ENERJİDE YENİLENEBİLİRİN PAYI ARTTI
2013-2023 yılları arasında Türkiye’de elektrik üretiminin yüzde 36 artmasına rağmen yenilenebilir enerjinin elektrik üretimindeki payı yüzde 29’dan yüzde 42’ye çıktı. Türkiye bu başarıyı, yenilenebilir enerji maliyetlerinin yüksek olduğu bir dönemde YEKDEM I kapsamındaki dolar bazlı alım garantisi ile sağladı. Aynı dönemde verilen yerli katkı teşviki ile de Türkiye’de rüzgar ve güneş ekipman imalatı yerli olarak yapılmaya başlandı. Küresel olarak bu dönemde karasal rüzgar enerjisinde seviyelendirilmiş elektrik maliyetinin yüzde 69, güneşte ise yüzde 89 düşmesiyle rüzgar ve güneş enerjisi en ucuz enerji kaynakları haline geldi.
“KÜRESEL ELEKTRİK ÜRETİMİNİN %30’U YENİLENEBİLİRDEN”
Toplantının açılışını yapan SHURA Enerji Dönüşümü Merkezi Yönlendirme Komitesi Başkanı Selahattin Hakman, küresel çapta enerji talebinde yavaşlama olduğunu aktarırken, birincil enerji tüketiminin yüzde 7,5’ini hidroelektrik hariç yenilenebilir enerji kaynaklarının, yüzde 82’sini ise fosil yakıtların oluşturduğunu belirtti.
Hakman, “Arz kesintisi riski ve yüksek fosil yakıt fiyat değişkenliği, dünya çapında daha fazla enerji tüketicisini dağıtık yenilenebilir enerji sistemlerini benimsemeye ve son kullanım sektörlerinde elektrikli teknolojilere geçmeye teşvik ediyor. Şunu da söylemeliyiz ki elektrik sektörü küresel olarak karbonsuzlaşmaya da öncülük ediyor.
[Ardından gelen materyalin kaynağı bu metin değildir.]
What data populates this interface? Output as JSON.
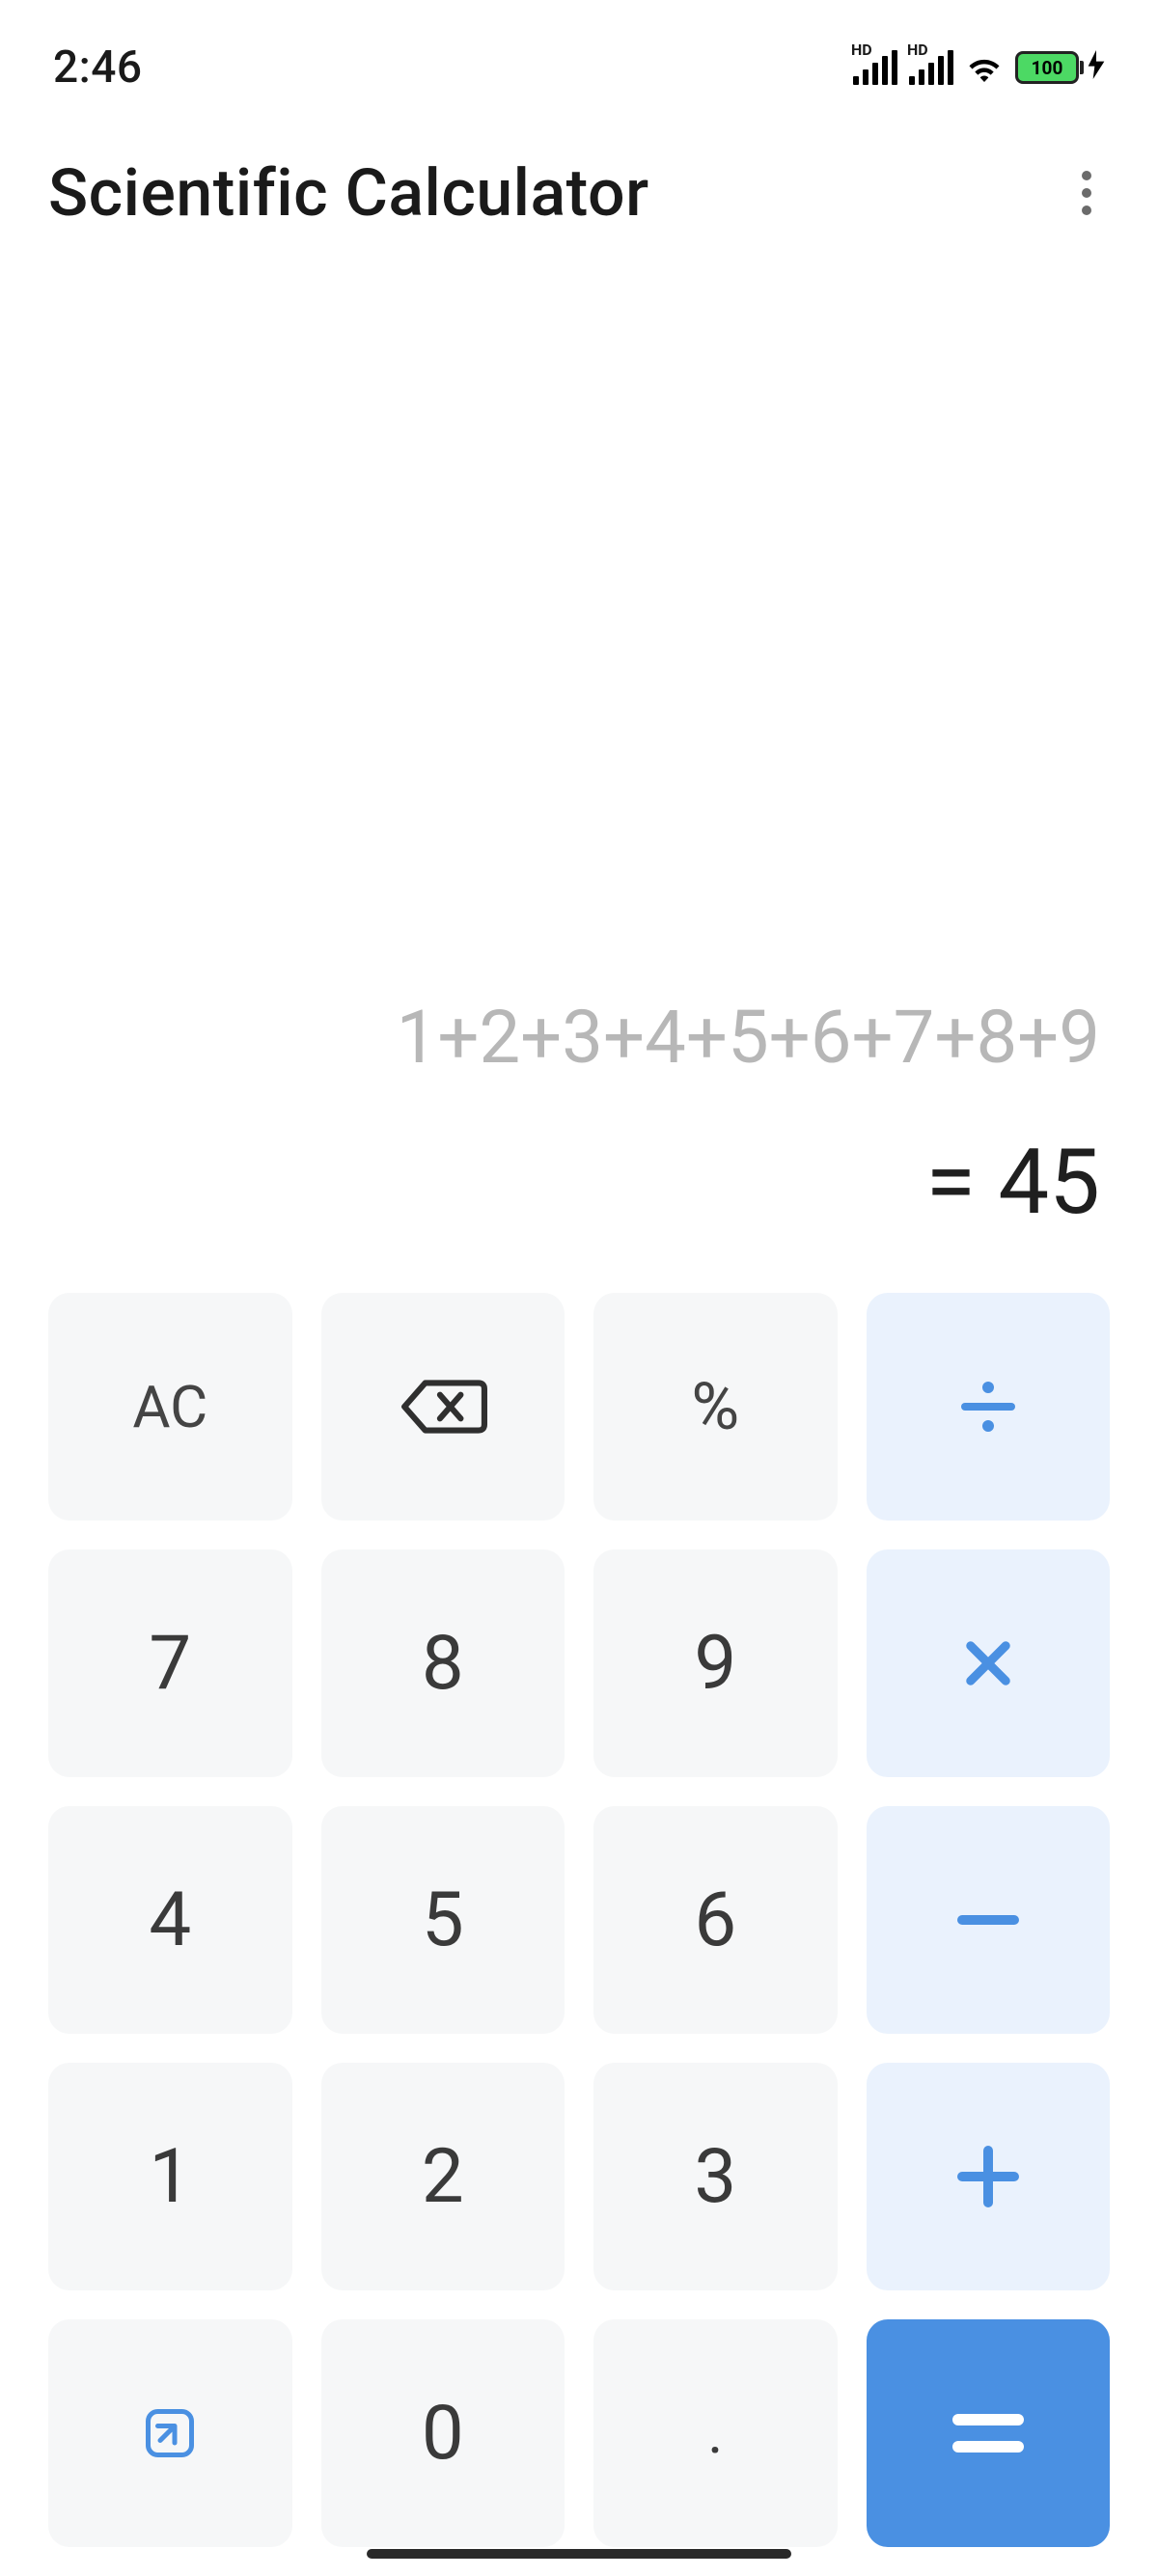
{
  "status": {
    "time": "2:46",
    "signal1_label": "HD",
    "signal2_label": "HD",
    "battery_percent": "100"
  },
  "header": {
    "title": "Scientific Calculator"
  },
  "display": {
    "expression": "1+2+3+4+5+6+7+8+9",
    "result": "= 45"
  },
  "keys": {
    "ac": "AC",
    "percent": "%",
    "seven": "7",
    "eight": "8",
    "nine": "9",
    "four": "4",
    "five": "5",
    "six": "6",
    "one": "1",
    "two": "2",
    "three": "3",
    "zero": "0",
    "dot": "."
  }
}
Yenilenebilir enerji, toplam küresel elektrik üretiminin yaklaşık yüzde 30’unu oluşturuyor. 2015 yılından beri istikrarlı bir şekilde artan rüzgar ve güneş enerjisinin küresel elektrik üretimindeki toplam payı yüzde 12. Güneş PV, yenilenebilir enerjinin toplam kapasite artışının (348 GW) yüzde 70’ini oluştururken, onu 77 GW (yüzde 22) ile rüzgar ve 22 GW (yüzde 6,3) ile hidroelektrik izliyor. Güneş ve rüzgar enerjisinde en yüksek kapasite artışına sahip ilk üç ülke Çin, ABD ve Hindistan.”
“TÜRKİYE’NİN ÖNCELİĞİ YERLİ VE TEMİZ ENERJİ KAYNAKLARINI GELİŞTİRMEK OLMALI”
2023 yılında yenilenebilir enerji sektöründe yaşanan değişim ve gelişmeleri aktaran SHURA Enerji Dönüşümü Merkezi Direktörü Alkım Bağ Güllü ise iklim krizinin dünyada ciddi bir endişe kaynağı haline geldiğini söyledi. Yaşanan deprem felaketi ile 2023’ün Türkiye için de çok zor başladığını kaydeden Güllü, “Türkiye’nin önceliği, halihazırda en ucuz kaynak olan, teknolojisi gelişmiş ve yerli ekipman imalat kapasitesine sahip olduğu, yerli ve temiz yenilenebilir enerji kaynaklarını geliştirmek olmalı. Ekonomik kalkınma ve karbonsuzlaşma hedeflerine ulaşabilmek için sadece yeşil/ikiz dönüşüm odaklı politikalar yerine sürdürülebilir kalkınma/büyüme ile uyumlu, enerji, sanayi, ulaştırma, finans ve ticaret politikalarının bütüncül olarak ele alınması önemli” dedi.